So we are natives of a Clifford planet. How would our geometry evolve?
At first it would be local, just like here on Earth. There was no Earth-wide definition of anything. East and West differed in various localities. There were no time zones until railroads came. There was no north star, so north and south wasn't that obvious. Maybe only civilized people like the Egyptians knew about it.
On a Clifford planet what really matters is phase. That is, where the great circle of rotation [circle] on which you reside is relative to the Sun on its path around the analemma. That is, if the Sun is directly above your circle things are hot, if perpendicular then very cold. This relationship is on a yearly cycle whose severity of temperature change depends on the obliquity of the ecliptic. (On a 4D planet there are two angles of obliquity instead of our one.)
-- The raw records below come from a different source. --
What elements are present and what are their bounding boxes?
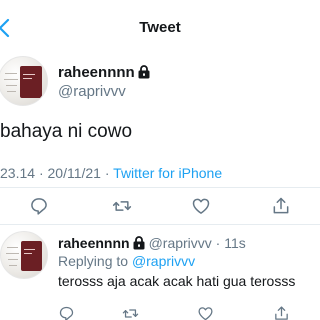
meta-separator: · <box>104 165 110 181</box>
share-icon[interactable] <box>271 196 291 216</box>
reply-author-name[interactable]: raheennnn <box>58 235 130 251</box>
author-handle[interactable]: @raprivvv <box>58 83 126 100</box>
replying-to: Replying to @raprivvv <box>58 253 195 269</box>
page-title: Tweet <box>139 19 181 36</box>
retweet-icon[interactable] <box>122 305 139 320</box>
replying-prefix: Replying to <box>58 253 129 269</box>
avatar[interactable] <box>0 231 48 279</box>
tweet-time: 23.14 <box>0 165 36 181</box>
divider <box>0 224 320 225</box>
lock-icon <box>133 236 145 250</box>
reply-text: terosss aja acak acak hati gua terosss <box>58 273 296 289</box>
reply-handle-time[interactable]: @raprivvv · 11s <box>149 235 246 251</box>
divider <box>0 187 320 188</box>
tweet-meta: 23.14 · 20/11/21 · Twitter for iPhone <box>0 165 222 181</box>
lock-icon <box>138 65 150 79</box>
reply-icon[interactable] <box>29 196 49 216</box>
avatar-book-image <box>20 66 42 98</box>
tweet-text: bahaya ni cowo <box>0 121 133 142</box>
like-icon[interactable] <box>197 305 214 320</box>
top-bar: Tweet <box>0 0 320 50</box>
avatar[interactable] <box>0 56 48 106</box>
like-icon[interactable] <box>191 196 211 216</box>
reply-header: raheennnn @raprivvv · 11s <box>58 235 246 251</box>
meta-separator: · <box>38 165 44 181</box>
author-name[interactable]: raheennnn <box>58 64 150 81</box>
retweet-icon[interactable] <box>112 196 132 216</box>
author-name-text: raheennnn <box>58 64 135 81</box>
avatar-book-image <box>21 241 42 271</box>
tweet-date: 20/11/21 <box>47 165 101 181</box>
share-icon[interactable] <box>273 305 290 320</box>
tweet-source-link[interactable]: Twitter for iPhone <box>113 165 222 181</box>
replying-mention-link[interactable]: @raprivvv <box>132 253 195 269</box>
reply-icon[interactable] <box>58 305 75 320</box>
Farmers would naturally see areas of similar phase as being important. The phase is the same everywhere on your circle. There is a direction perpendicular to the circle that also doesn't change the phase. The third direction is perpendicular to both, this maximizes the change in phase. Call them X,Y, and Z. If you want a change in climate, go Z-ward young man. That and their opposites -X, -Y, -Z form the six basic directions.
The strange thing though is that as one moves in the Y and/or Z direction then the path is a curved geodesic. My guess is maybe it would be shaped like the edge of a Pringles potato chip. This makes them tricky to use as a global system of navigation. I suppose the easiest answer is that once there is a demand for such then a system similar to ours arises. Maybe it supplants the old way, maybe it remains a specialized thing for astronomers and navigators, maybe they peacefully coexist.